A visible light-promoted three-component tandem annulation of α-bromoesters, amines, and aryl/alkyl isothiocyanates provides 2-iminothiazolidin-4-ones at room temperature in the absence of metal and photocatalyst. This [1 + 2 + 2] cyclization strategy offers broad substrate scope, excellent functional group tolerance, mild reaction conditions, step-economy, and simple operation.
W. Guo, M. Zhao, W. Tan, L. Zheng, K. Tao, L. Liu, X. Wang, D. Chen, X. Fan, J. Org. Chem., 2018, 83, 1402-1413.
A molecular iodine-catalyzed oxidative cyclization of 2-aminopyridine/amidine and isothiocyanate via N-S bond formation enables the synthesis of N-fused and 3,4-disubstituted 5-imino-1,2,4-thiadiazole derivatives at ambient temperature. This transition-metal-free protocol provides a facile and highly efficient regiospecific synthesis of various 1,2,4-thiadiazole derivatives with good to excellent yields using inexpensive I2 as a catalyst.
N. Tumula, N. Jatangi, R. K. Palakodety, S. Balasubramanian, M. Nakka, J. Org. Chem., 2017, 82, 5310-5316.
A simple P(NMe2)3-mediated annulation reaction of N-acyldiazenes with isothiocyanates provides 2-imino-1,3,4-thiadiazoles. N-acyldiazenes can be generated from hydrazides using iodine as oxidant and can be used without purification.
Z. Huang, Q. Zhang, Q. Zhao, W. Yu, J. Chang, Org. Lett., 2020, 22, 4378-4382.
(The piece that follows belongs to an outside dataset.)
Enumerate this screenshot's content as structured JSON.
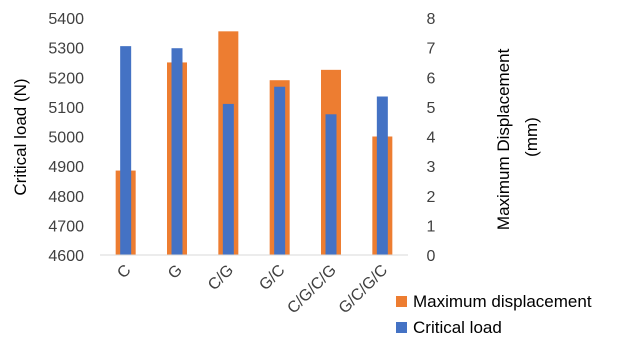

A facile and scalable synthesis of δ-thiolactones from inexpensive and readily available γ-unsaturated esters incorporates a radical acyl thiol-ene reaction as the key C-S bond forming step. Cyclization is achieved via a Steglich-type thiolactonization of 5-mercaptopentanoic acids.
R. O. McCourt, E. M. Scanlan, Org. Lett., 2019, 21, 3460-3464.
An aza-Michael-addition/cyclization/condensation reaction sequence starting from sulfonimidamides and propargyl ketones provides 1,2,6-thiadiazine 1-oxides. These three-dimensional S,N-heterocycles have been further functionalized by standard cross-coupling reactions, selective bromination of the heterocyclic ring, and conversion into a β-hydroxy substituted derivative.
J.-H. Schöbel, M. T. Passia, N. A. Wolter, R. Puttreddy, K. Rissanen, C. Bolm, Org. Lett., 2020, 22, 2702-2706.